Ada satu alasan lagi sebenernya yang pasti menjadi kontroversi, bahkan untuk diri saya sendiri. Alasan kesehatan, bagi saya yang belum bekeluarga, saya tidak merasa ada yang perlu dikhawatirkan.  Bahkan kejadian yang aneh tapi nyata, ketika saya tidak merokok atau sempat vakum merokok pada saat saya mau menghadapi sidang skripsi saya harus jatuh sakit typhus. Begitu juga saat saya kerja dan saya tidak merokok, hampir bisa dipastikan saya pasti akan sakit dalam satu bulan. Kejadian aneh tapi nyata, semenjak saya menjadi perokok aktif lagi, saya berangsur jarang sakit. Mungkin ini hanya sugesti, jangan jadikan hidup saya sebagai acuan atau pembenaran bagi kalian yang sudah ketergantungan dengan rokok. Berbeda kondisi ketika nanti mungkin saya akan berkeluarga dan mempunyai anak, saya pasti akan berpikir dua sampai tiga kali apakah saya akan melanjutkan kegiatan ini, bukan untuk kesehatan saya, tapi kesehatan anak saya nantinya (mulai dari dia ada di kandungan, bahkan jauh sebelum itu, ketika saya sudah mempunyai istri).

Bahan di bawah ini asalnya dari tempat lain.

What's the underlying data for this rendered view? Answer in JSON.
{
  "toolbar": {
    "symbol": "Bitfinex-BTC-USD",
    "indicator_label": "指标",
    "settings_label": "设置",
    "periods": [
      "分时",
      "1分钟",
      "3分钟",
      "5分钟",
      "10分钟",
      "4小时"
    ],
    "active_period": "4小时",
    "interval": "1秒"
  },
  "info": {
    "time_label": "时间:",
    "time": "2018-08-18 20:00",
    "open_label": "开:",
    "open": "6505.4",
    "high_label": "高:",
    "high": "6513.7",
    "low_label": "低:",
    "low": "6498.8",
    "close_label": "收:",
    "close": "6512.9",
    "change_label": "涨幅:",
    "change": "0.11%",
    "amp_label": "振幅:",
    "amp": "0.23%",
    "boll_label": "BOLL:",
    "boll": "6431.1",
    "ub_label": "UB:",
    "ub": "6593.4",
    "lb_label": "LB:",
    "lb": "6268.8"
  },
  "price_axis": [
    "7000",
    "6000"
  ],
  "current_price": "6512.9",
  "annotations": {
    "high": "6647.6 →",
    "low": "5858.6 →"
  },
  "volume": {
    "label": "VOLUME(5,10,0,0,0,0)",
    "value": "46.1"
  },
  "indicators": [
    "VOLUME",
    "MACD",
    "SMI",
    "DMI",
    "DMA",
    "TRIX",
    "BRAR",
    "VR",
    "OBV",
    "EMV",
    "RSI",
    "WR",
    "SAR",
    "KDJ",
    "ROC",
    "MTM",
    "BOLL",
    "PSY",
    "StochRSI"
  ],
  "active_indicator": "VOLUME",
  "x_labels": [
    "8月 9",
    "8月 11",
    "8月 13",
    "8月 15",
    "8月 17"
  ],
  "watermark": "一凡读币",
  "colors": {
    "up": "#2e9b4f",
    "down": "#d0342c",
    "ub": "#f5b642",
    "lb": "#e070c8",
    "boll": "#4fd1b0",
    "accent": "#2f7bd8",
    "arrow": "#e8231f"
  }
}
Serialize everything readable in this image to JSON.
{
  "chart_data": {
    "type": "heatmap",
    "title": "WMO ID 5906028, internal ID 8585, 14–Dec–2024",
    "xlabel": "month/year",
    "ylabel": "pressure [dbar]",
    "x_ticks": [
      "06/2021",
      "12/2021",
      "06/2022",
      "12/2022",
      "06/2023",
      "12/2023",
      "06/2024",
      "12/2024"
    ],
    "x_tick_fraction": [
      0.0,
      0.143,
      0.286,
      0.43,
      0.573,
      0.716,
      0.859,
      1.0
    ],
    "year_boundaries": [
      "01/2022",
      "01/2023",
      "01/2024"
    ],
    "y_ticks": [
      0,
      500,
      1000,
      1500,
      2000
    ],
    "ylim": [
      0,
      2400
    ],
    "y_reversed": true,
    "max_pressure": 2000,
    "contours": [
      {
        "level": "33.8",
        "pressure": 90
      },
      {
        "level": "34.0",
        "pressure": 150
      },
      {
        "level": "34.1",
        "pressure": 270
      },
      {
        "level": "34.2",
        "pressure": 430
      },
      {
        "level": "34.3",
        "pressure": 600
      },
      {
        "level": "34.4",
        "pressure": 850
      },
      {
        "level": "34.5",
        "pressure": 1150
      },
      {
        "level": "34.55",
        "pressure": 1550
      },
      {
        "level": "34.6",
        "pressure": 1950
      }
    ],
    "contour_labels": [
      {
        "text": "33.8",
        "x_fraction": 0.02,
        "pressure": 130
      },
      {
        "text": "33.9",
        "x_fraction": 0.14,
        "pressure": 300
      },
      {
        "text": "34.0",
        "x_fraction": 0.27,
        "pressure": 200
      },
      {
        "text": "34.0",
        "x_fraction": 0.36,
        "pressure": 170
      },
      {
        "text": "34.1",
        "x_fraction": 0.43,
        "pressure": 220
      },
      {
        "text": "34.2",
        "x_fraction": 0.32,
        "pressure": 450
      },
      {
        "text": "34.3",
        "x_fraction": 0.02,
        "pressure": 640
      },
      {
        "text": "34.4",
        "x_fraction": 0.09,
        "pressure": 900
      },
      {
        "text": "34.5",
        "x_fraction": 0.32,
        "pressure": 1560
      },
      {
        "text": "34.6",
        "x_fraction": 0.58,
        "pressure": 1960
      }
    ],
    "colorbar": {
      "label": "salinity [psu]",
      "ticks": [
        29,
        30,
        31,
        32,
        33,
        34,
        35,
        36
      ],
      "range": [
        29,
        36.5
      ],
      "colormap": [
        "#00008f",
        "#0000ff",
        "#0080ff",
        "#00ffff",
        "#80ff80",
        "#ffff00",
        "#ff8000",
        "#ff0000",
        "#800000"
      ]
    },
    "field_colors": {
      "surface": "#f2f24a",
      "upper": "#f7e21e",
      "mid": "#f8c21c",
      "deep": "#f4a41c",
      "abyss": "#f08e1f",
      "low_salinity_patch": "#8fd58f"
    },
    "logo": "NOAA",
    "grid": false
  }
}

Faktor kebiasaan dan tidak adanya kegiatan adalah faktor kunci mengapa orang kecanduan merokok. Bagi saya sendiri, dua hal tersebut sudah mulai harus saya hilangkan, saya mencari kegiatan yang lebih bermanfaat ketika saya sedang tidak ada kegiatan seperti menulis atau bermain futsal bersama teman.  Kadang saya juga membaca artikel, bermain game console atau handphone, menonton film, atau menonton youtube. Faktor kebiasaan juga pasti masih bisa dirubah, kemauan dari diri sendiri untuk berubah adalah kuncinya. Jangan pernah terpengaruh dengan kondisi lingkungan sekitar kita, ambil yang baiknya saja, jangan hanya karena teman kita merokok kita jadi terpengaruh untuk ikut-ikutan merokok.

Walau berhenti merokok bukanlah pilihan , merokoklah seperlunya saja.